As Mick Doherty writes in his editor's note to the first volume of Kairos:
This journal is (or, more accurately at this point, aims to be) a resource for discovering and discussing the issues that face teachers of writing in hypertextual environments. . . . Any hypertext which claims to end with a finished product - like "issue 1.1" - is obviously compromising some of the possibilities afforded by interactive electronic media.
But . . . we find demands at various levels. There are demands from the traditional academy and its grizzled tenure-promotion process. What counts? Has it been peer-reviewed? Where was "it" (the final text) "published" (where it can be viewed)? Archiving hypertexts and maintaining "version control" is a bow to the fact that scholars in hypertextual studies still need something to "show" on their vitae.
There are demands from our own peers and the many sociopolitical and personal stances we bring to the pedagogical table. Collaboration does not necessarily demand compromise; but perhaps compromise can, at times, foster collaboration. An interactive non-blind peer review like we are trying to "invent" is our nod to this demand.
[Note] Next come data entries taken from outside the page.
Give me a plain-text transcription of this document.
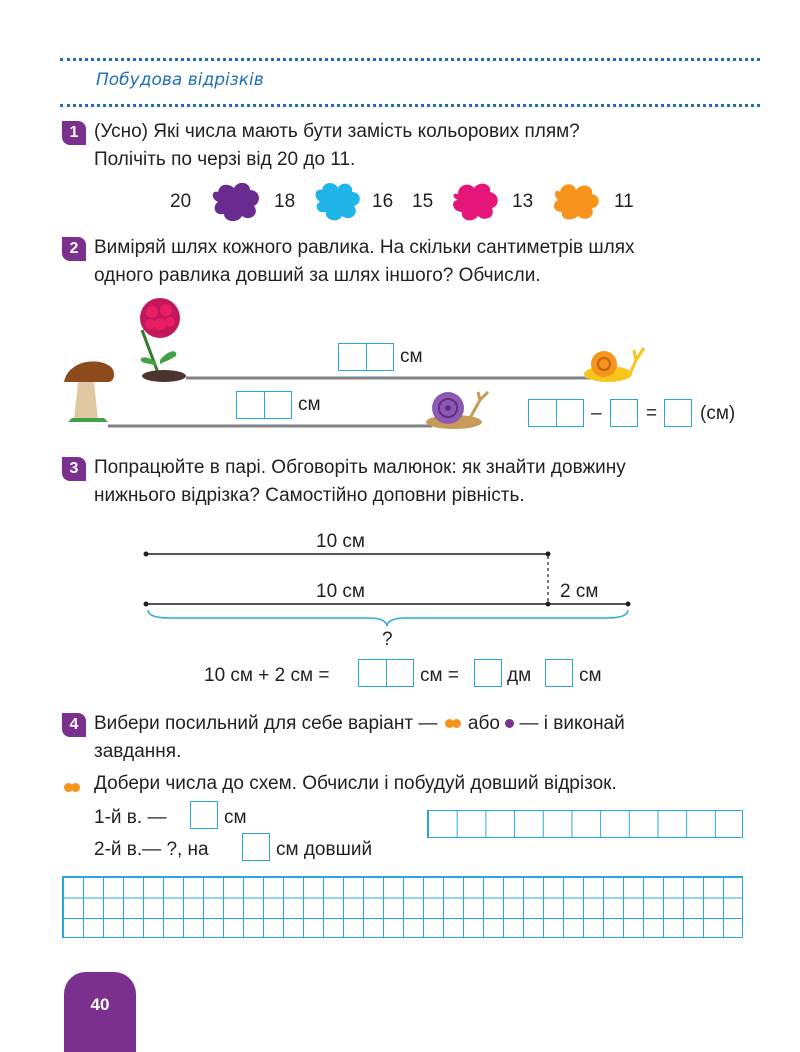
Побудова відрізків
1 (Усно) Які числа мають бути замість кольорових плям?
Полічіть по черзі від 20 до 11.
20	18	16 15	13	11
2 Виміряй шлях кожного равлика. На скільки сантиметрів шлях
одного равлика довший за шлях іншого? Обчисли.
см
см	– = (см)
3 Попрацюйте в парі. Обговоріть малюнок: як знайти довжину
нижнього відрізка? Самостійно доповни рівність.
10 см
10 см	2 см
?
10 см + 2 см =	см =	дм	см
4 Вибери посильний для себе варіант — або — і виконай
завдання.
Добери числа до схем. Обчисли і побудуй довший відрізок.
1-й в. —	см
2-й в.— ?, на	см довший
40
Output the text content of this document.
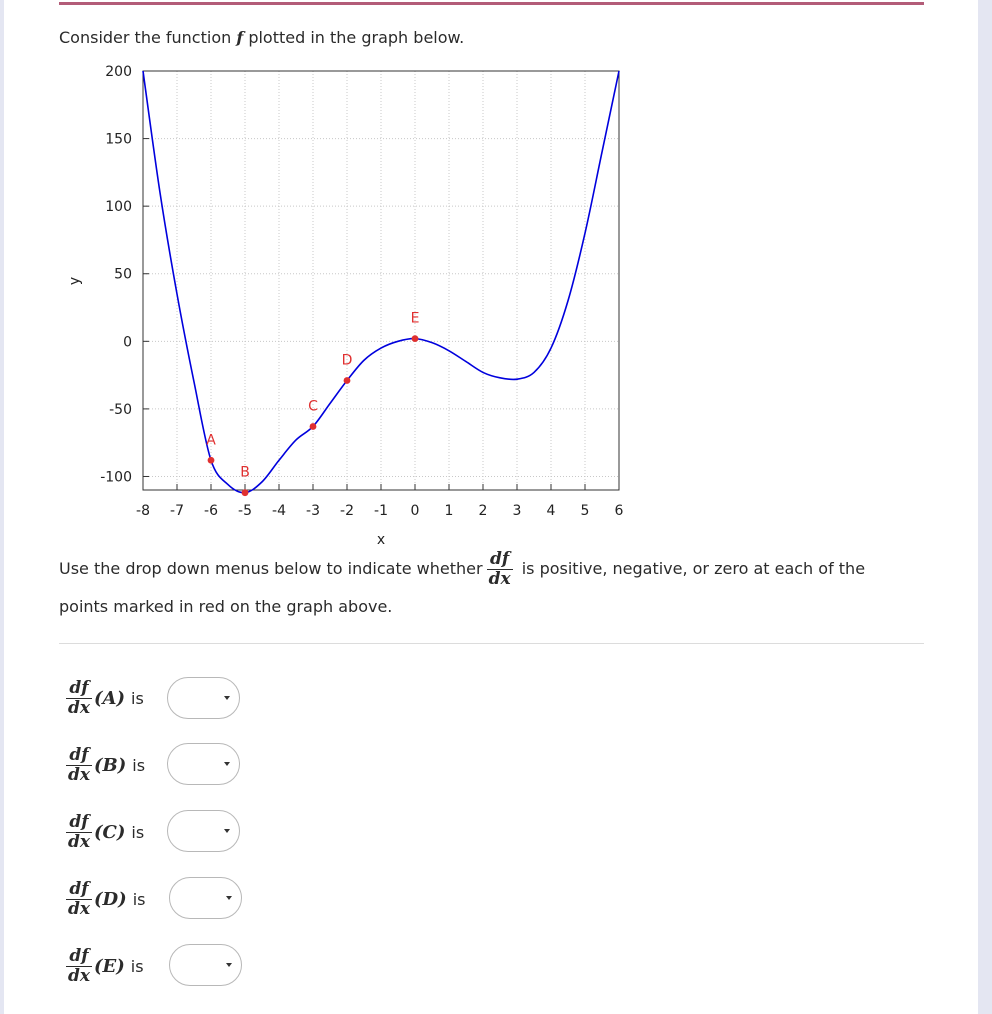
Consider the function f plotted in the graph below.
-8 -7 -6 -5 -4 -3 -2 -1 0 1 2 3 4 5 6
200
150
100
50
0
-50
-100
A
B
C
D
E
x
y
Use the drop down menus below to indicate whether $\frac{df}{dx}$ is positive, negative, or zero at each of the points marked in red on the graph above.
$\frac{df}{dx} (A)$ is
$\frac{df}{dx} (B)$ is
$\frac{df}{dx} (C)$ is
$\frac{df}{dx} (D)$ is
$\frac{df}{dx} (E)$ is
Finally, and most exciting, there are demands born of the creative instincts of the many, many people involved in "collaborating" on "publishing" this journal. Authors - though some have rejected that label - of hypertexts have startlingly (and refreshingly) disparate ideas about what should matter to teachers of writing. Our conversation, our dialogue, our collaboration will result, three times a year, in a "product" - a nod to the demands of tradition.